Something bad. Her look definitely conveyed something bad.

She spun back around (I'm not just saying that; as a member of the school drill team, Gwendolyn can spin with the best of them) and followed her parents to the front door. Mr. Waxweiler pushed the doorbell and waited, hands on hips.

As if she sensed my eyes on her family, Mrs. Waxweiler turned around and stared at me, her fake smile gone.

Face hot, I gave her a limp wave and hurried away. But after a few paces, something made me glance back. The three of them were still standing side by side on the front stoop, but now Gwendolyn was pointing off to the right. There was something in the landscaping or … no. She was pointing at the window.

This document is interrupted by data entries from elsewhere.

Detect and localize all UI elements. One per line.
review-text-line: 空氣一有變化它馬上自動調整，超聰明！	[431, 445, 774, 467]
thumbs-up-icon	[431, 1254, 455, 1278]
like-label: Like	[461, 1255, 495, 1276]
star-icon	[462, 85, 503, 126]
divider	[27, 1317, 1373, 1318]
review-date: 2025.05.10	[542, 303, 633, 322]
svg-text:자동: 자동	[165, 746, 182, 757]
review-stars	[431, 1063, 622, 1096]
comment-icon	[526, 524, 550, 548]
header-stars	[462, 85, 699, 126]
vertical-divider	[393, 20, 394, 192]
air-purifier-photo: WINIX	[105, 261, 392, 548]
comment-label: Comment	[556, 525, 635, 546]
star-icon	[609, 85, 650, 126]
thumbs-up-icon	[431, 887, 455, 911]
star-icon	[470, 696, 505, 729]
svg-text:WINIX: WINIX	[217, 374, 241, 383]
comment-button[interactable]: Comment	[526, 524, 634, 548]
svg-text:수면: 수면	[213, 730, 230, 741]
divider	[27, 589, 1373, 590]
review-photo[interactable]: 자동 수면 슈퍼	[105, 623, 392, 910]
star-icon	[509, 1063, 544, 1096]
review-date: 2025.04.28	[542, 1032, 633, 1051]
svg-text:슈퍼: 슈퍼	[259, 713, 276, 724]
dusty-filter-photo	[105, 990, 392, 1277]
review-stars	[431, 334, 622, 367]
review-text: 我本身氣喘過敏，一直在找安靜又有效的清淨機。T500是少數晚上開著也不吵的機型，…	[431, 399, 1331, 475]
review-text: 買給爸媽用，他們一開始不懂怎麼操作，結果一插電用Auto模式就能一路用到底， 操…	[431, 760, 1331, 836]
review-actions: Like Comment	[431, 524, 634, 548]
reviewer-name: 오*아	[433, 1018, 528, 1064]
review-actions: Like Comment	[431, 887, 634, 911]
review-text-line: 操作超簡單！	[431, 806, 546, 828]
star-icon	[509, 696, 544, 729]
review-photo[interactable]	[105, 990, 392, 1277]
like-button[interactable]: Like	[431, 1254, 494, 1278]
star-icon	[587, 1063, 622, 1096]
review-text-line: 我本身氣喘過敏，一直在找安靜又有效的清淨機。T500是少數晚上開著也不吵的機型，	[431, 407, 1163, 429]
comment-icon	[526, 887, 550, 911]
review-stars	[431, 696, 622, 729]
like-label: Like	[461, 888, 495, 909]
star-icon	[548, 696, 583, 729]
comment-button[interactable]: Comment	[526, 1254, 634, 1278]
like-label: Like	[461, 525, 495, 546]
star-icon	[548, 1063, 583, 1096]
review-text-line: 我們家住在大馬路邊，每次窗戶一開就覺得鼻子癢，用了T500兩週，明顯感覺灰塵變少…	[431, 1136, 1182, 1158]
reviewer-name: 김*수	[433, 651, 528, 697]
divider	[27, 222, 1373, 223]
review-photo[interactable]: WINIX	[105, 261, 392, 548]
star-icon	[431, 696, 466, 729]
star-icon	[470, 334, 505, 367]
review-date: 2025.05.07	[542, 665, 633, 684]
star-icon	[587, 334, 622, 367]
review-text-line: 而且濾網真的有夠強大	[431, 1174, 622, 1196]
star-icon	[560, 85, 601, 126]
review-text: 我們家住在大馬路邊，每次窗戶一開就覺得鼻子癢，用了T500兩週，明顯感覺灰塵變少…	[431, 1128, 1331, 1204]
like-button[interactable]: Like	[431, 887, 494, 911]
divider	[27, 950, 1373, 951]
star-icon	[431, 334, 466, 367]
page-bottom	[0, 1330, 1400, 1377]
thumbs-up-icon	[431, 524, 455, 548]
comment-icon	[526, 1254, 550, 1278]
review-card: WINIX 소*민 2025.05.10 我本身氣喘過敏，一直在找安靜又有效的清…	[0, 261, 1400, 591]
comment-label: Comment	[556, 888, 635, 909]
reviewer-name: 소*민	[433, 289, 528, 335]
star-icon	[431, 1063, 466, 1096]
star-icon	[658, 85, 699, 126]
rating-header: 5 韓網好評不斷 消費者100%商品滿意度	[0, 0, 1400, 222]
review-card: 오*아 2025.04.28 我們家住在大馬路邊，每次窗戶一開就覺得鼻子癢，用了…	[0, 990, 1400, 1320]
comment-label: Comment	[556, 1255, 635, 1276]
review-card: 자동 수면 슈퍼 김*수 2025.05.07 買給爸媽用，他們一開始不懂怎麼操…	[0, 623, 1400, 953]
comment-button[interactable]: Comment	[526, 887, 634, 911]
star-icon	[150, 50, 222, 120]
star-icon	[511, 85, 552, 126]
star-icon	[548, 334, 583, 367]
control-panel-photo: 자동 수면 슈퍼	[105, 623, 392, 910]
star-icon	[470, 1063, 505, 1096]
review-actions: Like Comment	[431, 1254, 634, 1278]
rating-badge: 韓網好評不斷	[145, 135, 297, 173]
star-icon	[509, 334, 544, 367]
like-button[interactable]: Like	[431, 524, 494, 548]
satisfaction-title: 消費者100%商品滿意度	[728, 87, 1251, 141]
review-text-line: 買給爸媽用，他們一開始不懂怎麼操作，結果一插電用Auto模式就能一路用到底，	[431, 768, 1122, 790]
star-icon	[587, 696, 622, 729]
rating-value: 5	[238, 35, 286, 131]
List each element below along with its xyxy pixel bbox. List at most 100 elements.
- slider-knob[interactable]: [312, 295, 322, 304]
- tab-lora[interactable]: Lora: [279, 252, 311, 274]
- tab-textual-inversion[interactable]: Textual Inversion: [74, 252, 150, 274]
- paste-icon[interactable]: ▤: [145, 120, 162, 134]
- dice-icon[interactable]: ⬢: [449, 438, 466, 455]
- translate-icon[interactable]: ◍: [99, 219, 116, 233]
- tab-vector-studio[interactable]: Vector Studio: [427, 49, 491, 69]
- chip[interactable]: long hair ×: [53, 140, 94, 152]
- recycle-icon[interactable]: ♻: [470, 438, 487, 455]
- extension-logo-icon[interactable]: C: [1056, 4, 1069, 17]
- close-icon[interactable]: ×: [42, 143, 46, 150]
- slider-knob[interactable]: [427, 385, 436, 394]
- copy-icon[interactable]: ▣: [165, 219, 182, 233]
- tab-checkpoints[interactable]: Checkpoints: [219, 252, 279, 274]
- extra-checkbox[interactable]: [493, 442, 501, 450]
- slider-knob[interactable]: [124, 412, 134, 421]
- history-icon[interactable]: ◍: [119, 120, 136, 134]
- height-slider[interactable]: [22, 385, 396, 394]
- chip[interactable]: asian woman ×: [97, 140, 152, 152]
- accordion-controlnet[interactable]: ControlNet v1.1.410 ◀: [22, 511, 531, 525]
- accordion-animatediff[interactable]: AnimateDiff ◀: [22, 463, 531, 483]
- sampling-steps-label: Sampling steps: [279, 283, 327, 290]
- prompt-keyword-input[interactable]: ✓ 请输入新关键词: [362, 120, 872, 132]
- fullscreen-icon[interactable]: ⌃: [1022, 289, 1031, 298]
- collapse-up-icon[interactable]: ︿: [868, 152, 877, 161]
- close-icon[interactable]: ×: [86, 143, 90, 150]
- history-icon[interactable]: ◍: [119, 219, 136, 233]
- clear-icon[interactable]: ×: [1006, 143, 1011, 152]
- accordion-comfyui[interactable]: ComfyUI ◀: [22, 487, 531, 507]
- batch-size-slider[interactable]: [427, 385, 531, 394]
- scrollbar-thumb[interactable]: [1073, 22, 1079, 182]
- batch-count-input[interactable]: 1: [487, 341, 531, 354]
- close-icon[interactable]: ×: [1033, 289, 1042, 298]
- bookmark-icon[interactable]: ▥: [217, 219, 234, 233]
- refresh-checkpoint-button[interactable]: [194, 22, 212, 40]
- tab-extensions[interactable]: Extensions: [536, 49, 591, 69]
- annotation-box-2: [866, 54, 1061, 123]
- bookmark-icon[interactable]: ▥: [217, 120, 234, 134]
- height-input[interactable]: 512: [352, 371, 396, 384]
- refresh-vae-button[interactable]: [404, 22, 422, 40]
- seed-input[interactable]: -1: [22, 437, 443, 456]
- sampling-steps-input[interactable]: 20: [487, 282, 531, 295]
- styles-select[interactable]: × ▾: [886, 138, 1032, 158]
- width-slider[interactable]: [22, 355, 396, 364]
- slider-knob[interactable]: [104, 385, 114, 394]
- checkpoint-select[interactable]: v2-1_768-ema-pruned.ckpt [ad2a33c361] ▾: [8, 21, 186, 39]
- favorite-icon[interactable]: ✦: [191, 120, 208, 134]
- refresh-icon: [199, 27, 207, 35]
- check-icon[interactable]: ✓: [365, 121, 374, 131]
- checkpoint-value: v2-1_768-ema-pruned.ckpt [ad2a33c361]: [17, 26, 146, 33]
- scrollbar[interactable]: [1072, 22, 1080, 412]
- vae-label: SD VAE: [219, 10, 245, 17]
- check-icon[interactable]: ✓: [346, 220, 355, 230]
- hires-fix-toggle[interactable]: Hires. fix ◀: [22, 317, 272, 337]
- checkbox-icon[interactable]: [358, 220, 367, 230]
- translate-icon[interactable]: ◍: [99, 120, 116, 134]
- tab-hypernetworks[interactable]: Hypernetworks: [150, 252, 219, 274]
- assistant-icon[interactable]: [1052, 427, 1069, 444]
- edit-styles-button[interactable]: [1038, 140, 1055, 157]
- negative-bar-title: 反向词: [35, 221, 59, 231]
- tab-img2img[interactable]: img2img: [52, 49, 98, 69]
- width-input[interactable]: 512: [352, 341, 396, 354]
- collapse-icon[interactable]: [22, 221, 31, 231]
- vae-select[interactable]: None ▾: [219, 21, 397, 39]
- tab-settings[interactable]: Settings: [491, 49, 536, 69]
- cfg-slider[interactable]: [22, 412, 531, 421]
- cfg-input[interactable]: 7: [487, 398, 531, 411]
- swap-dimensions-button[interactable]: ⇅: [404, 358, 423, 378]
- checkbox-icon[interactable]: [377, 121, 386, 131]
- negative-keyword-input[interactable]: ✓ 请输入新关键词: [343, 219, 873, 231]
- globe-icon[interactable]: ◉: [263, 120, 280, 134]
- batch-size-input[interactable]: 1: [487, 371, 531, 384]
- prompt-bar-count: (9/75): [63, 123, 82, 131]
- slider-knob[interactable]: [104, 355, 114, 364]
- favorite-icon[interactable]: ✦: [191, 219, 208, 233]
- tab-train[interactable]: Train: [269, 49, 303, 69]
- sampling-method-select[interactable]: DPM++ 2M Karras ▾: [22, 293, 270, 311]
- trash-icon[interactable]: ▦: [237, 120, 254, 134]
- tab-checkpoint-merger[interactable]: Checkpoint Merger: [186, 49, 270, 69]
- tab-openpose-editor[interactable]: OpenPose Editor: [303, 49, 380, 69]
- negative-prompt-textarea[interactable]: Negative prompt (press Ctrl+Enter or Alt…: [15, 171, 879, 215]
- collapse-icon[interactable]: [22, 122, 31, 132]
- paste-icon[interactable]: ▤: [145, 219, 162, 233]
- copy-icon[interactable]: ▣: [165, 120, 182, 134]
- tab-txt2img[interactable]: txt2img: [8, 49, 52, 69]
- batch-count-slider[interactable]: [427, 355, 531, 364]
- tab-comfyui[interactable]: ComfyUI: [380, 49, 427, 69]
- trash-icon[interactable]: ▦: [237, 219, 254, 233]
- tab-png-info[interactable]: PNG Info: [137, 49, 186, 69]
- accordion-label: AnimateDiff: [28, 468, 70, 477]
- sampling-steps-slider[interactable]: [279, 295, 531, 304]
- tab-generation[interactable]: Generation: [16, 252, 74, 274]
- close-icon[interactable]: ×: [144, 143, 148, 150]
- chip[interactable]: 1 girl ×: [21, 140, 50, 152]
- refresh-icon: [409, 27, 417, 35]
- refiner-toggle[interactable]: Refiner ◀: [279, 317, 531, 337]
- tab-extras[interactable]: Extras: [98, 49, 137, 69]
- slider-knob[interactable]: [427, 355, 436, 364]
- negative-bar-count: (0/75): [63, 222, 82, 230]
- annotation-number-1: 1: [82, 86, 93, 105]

Her parents stepped up to the very edge of the rosebushes and peered at whatever it was that Gwendolyn had spotted. There was no way they could look into the house. The blinds were shut. There was nothing to see except …

The shooting star sun-catcher. That was it. They were staring at that little bit of stained glass, dangling from a suction cup, as if its blue and yellow rays could reveal the secret of life.

 

Five

“HENRY'S STILL OUT?”
Mr. Vasquez, our history teacher, asked.

“Yeah.”

It was Friday: test day. Mr. Vasquez put a sheet facedown on my desk.

“Whatever Henry has, it must be catching.” He nodded at the empty desk on the far side of Henry's. Gwendolyn was absent, too.

“Must be.” I shivered.

Friday was the worst day to miss school because so many teachers gave tests. Besides, there was a football game tonight, which meant that Gwendolyn would have to forgo a halftime performance. Almost as bad, she didn't get to walk around all day wearing tiny blue shorts and a bright yellow T-shirt that said
DRILL
.

“‘Drill,'” Henry had said, the previous Friday, when a girl wearing the shirt had passed us in the hall. “You think that's meant to be a noun or a verb?”